At a roundtable inside Google's Asia-Pacific headquarters in Singapore last month, a Malaysian AI vendor called Aimotion announced it had cracked what the automotive industry has spent years chasing: a 30-fold gain in marketing efficiency. Six weeks later, the company cannot point to a single automaker, dealer group, or named customer willing to go on record as proof.
The May 23 event, branded "Boundless Cloud, Global Motion," was the public stage for a deepened collaboration between Aimotion and Google Cloud, announced via PR Newswire. On the marquee metric, Aimotion says its video production workflow now runs in 10 minutes, down from four hours. That is the source of the "over 30x" line that has followed the announcement. It is also the figure with the thinnest public backing.
The press release carries three other headline numbers, all Aimotion-self-reported: a 21% drop in factual errors and hallucinations versus general-purpose models, a content output rate above 93% meeting internal quality thresholds, and cross-lingual content checks measured in milliseconds. BigGo Finance, an independent aggregator, restates the same metric table and explicitly labels the figures as "Aimotion's reported internal benchmarks," not third-party audited numbers. That distinction is the spine of the story.

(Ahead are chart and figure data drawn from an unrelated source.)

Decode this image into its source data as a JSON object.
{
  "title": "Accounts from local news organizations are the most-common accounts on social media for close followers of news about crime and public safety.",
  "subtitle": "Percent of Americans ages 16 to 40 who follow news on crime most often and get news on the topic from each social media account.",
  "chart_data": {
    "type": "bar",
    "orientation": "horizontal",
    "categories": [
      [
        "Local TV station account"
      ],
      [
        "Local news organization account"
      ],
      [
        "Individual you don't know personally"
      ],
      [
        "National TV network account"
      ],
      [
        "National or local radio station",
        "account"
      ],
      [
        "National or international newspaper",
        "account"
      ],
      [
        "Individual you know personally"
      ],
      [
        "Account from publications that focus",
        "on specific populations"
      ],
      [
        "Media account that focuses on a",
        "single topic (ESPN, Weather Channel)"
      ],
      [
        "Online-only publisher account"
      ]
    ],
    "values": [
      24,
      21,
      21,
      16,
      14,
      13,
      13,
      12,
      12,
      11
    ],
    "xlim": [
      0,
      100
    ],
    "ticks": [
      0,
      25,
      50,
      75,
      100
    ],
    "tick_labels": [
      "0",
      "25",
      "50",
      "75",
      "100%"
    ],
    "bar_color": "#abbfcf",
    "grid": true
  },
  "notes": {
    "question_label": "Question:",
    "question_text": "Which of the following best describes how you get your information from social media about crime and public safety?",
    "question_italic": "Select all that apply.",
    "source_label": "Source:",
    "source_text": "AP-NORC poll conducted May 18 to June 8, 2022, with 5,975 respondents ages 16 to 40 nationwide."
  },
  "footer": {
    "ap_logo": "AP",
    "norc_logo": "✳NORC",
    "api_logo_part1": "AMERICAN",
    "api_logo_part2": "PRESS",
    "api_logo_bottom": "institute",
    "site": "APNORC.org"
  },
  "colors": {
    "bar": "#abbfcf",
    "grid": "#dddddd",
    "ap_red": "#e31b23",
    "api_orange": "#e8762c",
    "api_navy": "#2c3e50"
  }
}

The partnership is real. Aimotion describes its system as a multi-agent platform: a Creative Production Agent for content, a Growth Agent for campaign optimization, and a Data Intelligence Agent built on what the company calls proprietary vertical data, "millions of car buyer personas, an exclusive knowledge graph, and tens of thousands of visual assets." The vendor's own framing leans hard on the integration of vertical data with Google Cloud's foundation models, in the language of "Agentic AI," rather than on a base large language model deployed raw.
What the announcement does not contain is the part that would let a buyer evaluate any of it. The release names zero specific automaker brands, dealer groups, regional markets, deployment counts, or signed customers. It speaks only in the abstract, in terms of "automotive dealers" and "globalizing automakers." Independent lookups for Aimotion on the Google Cloud automotive solutions page and across Google Cloud customer-story and blog archives returned no Aimotion-specific entry. LinkedIn and Crunchbase pages surfaced no traction either.
That is the structural shape of an evidence gap, and it is a pattern worth naming. In 2026, any AI marketing vendor can ship a press release. Most do. The market has learned to read for the second sentence of those releases, the one with the logo of a real customer, the geography, the baseline against which the headline number was measured, and the name of a third party willing to stand behind the result. Aimotion's release has none of those.
For an automaker considering any comparable pitch, the procurement-level questions are narrow. What was the 4-hour workflow before, and on what stack? What counts as a "high-quality" output for the 93% claim, and who audited the labeling? Where do the "millions of car buyer personas" come from, and can the dataset be inspected? What is the conversion rate, the cost per lead, the sales-accepted lead share, and the dealer-level close rate after a campaign runs through the platform? And finally: which named customer will go on the record, with which auditor, against which baseline? A Google Cloud partnership answers none of those questions. It tells a buyer only that the vendor runs on infrastructure a procurement team has heard of.
Aimotion CEO Hongyu Zhang, the only named spokesperson in the release, frames the company as a vertical-AI builder for high-ticket, long-decision-cycle industries, with automotive as the lead vertical. The pitch is plausible in shape: dealer marketing is exactly the kind of high-touch, multilingual, asset-heavy funnel where specialized tooling can win. Plausible shapes are not products, and partnerships are not references.
The thing to watch next is whether Aimotion produces a named customer, a third-party benchmark, or a Google Cloud customer story in the back half of 2026. If it does, the 30x claim becomes a real data point. If it does not, the claim stays a press release.